余ってしまったら、母犬マリーに飲ませて良いとのことでした。

第三子からの第四子出産

 また第二子出産から40分後、第三子出産。

 今までの様子を見ていたので、マリーの対処を安心してみていることができました。

 ただ段々とマリーに疲れが見えてきました。

「マリー、お疲れ様ね。」

 第三子は、女の子。133グラム。異常なしでした。

「いやーっ、マリー、お疲れさん。」

 と家族でほっと胸をなでおろしていたら…

 最後の難関が待ち受けていた。

 ケージの中で、3匹の赤ちゃんに母乳をあげながら、マリーは反るような恰好を3回。

 ん?

 急いで近寄ると…

 羊膜に包まれたままの赤ちゃんが…

 うなり声をあげながら、赤ちゃんを守ろうとして触らせてくれないマリーの気をそらしながら、羊膜を引っ張る。
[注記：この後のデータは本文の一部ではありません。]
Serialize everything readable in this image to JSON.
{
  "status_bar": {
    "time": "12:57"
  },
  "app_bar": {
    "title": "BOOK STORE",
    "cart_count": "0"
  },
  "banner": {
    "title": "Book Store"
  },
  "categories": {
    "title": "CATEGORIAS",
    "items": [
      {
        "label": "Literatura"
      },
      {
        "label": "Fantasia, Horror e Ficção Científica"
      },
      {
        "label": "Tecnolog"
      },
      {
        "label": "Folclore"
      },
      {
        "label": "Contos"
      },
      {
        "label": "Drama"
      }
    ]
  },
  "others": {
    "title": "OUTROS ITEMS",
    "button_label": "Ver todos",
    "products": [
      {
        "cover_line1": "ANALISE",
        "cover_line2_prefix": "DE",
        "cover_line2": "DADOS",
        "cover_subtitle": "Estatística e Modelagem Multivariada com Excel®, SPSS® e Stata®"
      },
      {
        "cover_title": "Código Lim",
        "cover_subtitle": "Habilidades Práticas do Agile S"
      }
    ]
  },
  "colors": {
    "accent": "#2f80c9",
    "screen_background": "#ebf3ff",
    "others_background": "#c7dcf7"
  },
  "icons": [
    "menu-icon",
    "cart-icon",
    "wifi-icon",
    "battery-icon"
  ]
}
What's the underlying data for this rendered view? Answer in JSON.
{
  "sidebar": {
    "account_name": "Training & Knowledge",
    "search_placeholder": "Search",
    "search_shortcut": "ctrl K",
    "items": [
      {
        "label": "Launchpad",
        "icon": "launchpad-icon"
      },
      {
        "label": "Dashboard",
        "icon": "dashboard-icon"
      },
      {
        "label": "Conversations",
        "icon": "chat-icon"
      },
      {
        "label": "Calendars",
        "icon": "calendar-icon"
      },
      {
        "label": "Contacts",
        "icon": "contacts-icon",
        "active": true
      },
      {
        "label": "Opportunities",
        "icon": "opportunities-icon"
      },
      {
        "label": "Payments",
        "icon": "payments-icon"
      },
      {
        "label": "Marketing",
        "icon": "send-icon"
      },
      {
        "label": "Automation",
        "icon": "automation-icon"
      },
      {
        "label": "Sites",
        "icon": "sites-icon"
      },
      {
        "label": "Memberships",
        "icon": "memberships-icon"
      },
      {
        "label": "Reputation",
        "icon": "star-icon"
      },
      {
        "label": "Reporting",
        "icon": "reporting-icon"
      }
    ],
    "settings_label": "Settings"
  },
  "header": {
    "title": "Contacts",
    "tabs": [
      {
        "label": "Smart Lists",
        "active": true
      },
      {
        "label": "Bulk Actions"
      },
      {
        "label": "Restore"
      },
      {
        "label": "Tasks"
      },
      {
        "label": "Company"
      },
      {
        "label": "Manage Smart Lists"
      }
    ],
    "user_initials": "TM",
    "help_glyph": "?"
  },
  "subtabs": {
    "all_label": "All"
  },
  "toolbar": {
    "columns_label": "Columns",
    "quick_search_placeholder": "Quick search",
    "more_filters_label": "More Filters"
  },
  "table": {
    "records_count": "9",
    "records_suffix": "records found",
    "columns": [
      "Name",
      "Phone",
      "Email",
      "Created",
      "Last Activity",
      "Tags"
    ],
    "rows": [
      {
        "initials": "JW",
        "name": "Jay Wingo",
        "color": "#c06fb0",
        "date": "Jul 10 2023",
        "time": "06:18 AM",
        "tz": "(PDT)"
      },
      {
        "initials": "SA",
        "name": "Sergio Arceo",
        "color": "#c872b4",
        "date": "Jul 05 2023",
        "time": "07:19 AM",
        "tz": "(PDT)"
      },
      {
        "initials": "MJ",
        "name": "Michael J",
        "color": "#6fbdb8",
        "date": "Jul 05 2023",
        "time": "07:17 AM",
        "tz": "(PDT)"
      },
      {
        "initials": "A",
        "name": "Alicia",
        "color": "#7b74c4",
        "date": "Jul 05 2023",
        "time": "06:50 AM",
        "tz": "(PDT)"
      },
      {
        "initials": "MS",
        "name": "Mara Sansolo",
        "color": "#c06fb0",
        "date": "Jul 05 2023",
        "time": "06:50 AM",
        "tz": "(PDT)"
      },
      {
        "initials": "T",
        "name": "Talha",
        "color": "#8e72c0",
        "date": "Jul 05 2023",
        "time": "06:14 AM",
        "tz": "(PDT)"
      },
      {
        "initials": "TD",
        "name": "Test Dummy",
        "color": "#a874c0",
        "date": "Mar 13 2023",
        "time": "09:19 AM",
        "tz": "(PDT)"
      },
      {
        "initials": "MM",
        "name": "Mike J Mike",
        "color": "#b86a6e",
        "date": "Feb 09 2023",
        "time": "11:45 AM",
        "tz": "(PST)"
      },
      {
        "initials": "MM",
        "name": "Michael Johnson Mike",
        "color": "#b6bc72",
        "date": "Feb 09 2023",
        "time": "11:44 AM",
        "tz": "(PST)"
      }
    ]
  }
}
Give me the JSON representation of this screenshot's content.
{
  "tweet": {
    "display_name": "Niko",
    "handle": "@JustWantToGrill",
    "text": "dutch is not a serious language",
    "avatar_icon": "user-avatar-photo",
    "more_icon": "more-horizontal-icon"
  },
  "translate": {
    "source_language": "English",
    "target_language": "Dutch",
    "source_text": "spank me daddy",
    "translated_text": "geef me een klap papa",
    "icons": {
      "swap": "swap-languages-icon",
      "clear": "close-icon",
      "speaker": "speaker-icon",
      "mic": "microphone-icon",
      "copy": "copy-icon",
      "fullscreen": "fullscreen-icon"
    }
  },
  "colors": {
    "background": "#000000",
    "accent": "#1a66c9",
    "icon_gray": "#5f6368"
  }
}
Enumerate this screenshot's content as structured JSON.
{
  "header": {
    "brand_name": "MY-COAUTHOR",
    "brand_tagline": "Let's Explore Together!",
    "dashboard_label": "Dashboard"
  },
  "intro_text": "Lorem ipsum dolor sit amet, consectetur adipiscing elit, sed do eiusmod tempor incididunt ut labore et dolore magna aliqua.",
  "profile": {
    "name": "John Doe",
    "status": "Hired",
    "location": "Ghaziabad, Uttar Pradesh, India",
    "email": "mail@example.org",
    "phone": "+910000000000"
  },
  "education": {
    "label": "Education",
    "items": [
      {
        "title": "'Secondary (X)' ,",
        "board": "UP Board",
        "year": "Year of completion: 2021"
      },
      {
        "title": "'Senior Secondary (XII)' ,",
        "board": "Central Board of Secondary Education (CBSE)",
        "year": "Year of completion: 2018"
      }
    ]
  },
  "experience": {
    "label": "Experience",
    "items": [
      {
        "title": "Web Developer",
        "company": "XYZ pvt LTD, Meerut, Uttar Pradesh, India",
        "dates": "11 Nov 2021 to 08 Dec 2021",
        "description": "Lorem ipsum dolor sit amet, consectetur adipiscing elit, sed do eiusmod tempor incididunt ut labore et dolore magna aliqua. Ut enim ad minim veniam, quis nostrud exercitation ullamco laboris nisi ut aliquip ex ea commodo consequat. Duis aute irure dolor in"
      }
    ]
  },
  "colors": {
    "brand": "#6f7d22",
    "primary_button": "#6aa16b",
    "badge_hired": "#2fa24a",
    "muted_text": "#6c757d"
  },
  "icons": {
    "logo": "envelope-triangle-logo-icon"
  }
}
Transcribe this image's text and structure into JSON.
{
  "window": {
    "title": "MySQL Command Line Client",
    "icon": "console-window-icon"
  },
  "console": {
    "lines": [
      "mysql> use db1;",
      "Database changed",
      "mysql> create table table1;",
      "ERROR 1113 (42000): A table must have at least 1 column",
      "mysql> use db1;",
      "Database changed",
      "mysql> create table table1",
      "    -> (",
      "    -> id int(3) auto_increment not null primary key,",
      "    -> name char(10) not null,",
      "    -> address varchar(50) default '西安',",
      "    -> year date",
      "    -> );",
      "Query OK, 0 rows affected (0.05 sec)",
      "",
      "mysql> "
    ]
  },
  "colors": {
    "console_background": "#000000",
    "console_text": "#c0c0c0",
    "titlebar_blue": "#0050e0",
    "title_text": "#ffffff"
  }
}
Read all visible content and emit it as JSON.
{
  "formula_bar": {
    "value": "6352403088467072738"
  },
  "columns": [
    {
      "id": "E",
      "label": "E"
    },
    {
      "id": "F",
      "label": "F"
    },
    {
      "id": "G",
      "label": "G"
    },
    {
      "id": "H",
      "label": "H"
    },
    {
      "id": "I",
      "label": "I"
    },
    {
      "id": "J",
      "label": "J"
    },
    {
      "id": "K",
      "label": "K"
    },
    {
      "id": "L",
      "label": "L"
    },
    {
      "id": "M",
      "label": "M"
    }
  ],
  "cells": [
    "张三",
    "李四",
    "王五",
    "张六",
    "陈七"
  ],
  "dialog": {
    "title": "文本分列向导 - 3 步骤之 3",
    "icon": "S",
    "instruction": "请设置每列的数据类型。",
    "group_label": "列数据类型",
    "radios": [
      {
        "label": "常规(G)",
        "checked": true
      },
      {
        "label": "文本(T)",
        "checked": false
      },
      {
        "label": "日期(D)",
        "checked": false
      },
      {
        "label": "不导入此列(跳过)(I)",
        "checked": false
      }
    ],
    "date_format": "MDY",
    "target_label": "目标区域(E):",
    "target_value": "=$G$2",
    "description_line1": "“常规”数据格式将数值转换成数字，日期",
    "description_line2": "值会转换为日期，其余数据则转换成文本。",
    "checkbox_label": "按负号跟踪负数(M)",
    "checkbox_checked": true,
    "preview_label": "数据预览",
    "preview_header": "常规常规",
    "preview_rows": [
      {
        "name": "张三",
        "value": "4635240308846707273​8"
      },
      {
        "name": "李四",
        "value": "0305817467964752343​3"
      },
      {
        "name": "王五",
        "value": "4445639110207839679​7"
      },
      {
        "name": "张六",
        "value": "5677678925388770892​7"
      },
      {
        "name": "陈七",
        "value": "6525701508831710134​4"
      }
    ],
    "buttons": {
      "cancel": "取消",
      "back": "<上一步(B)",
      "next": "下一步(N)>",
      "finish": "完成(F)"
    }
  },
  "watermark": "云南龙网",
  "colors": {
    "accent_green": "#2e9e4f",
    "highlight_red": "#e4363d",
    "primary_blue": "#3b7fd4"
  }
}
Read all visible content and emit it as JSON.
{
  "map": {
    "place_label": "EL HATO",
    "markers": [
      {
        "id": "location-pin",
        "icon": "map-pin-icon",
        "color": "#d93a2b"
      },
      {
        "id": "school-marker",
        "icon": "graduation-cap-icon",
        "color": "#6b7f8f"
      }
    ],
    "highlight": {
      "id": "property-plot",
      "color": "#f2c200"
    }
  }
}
 弾けるようにパチンと音を立てるけれど、頭の部分の羊膜はかぶったまま…

 マリーはうなり声をさらに強くして威嚇してくる。

 意を決して再度、羊膜にチャレンジ。頭の部分を外すことができた。

 するとマリーが慌てた様子で、舐め始めた。

 気付いていなかったのかもしれない。

 赤ちゃんが、動かない。

 赤ちゃんの身体が転がるほどマリーが舐めても動かない…

 娘に缶スプレー式の酸素ボンベを取りに走らせる。

 マリーはずっと舐め続ける…

 マリーがおかしいと感じたのか首をかしげる。

 「百一匹わんちゃん」の出産シーンを思い出す。

 もうダメかもしれない…

 家族誰もが何も言わず、心の中で覚悟していた…

 すると…

 動いた。かすかに足を動かした。

 マリーと赤ちゃんを応援しながら、様子をうかがった。

 足を動かし、口を開けた。

「助かった!生きてる!!」近所に響きわたるような歓声がわいた…

 第四子は、男の子…

 兄弟でいちばん大きな150グラム…

 分娩は大変だったけれど、身体には異状なし…

 この子の名前は、もう決まった。

 「ラッキー」

 マリーお疲れさま。

 マリーの出産は、午後7時半に無事終わった。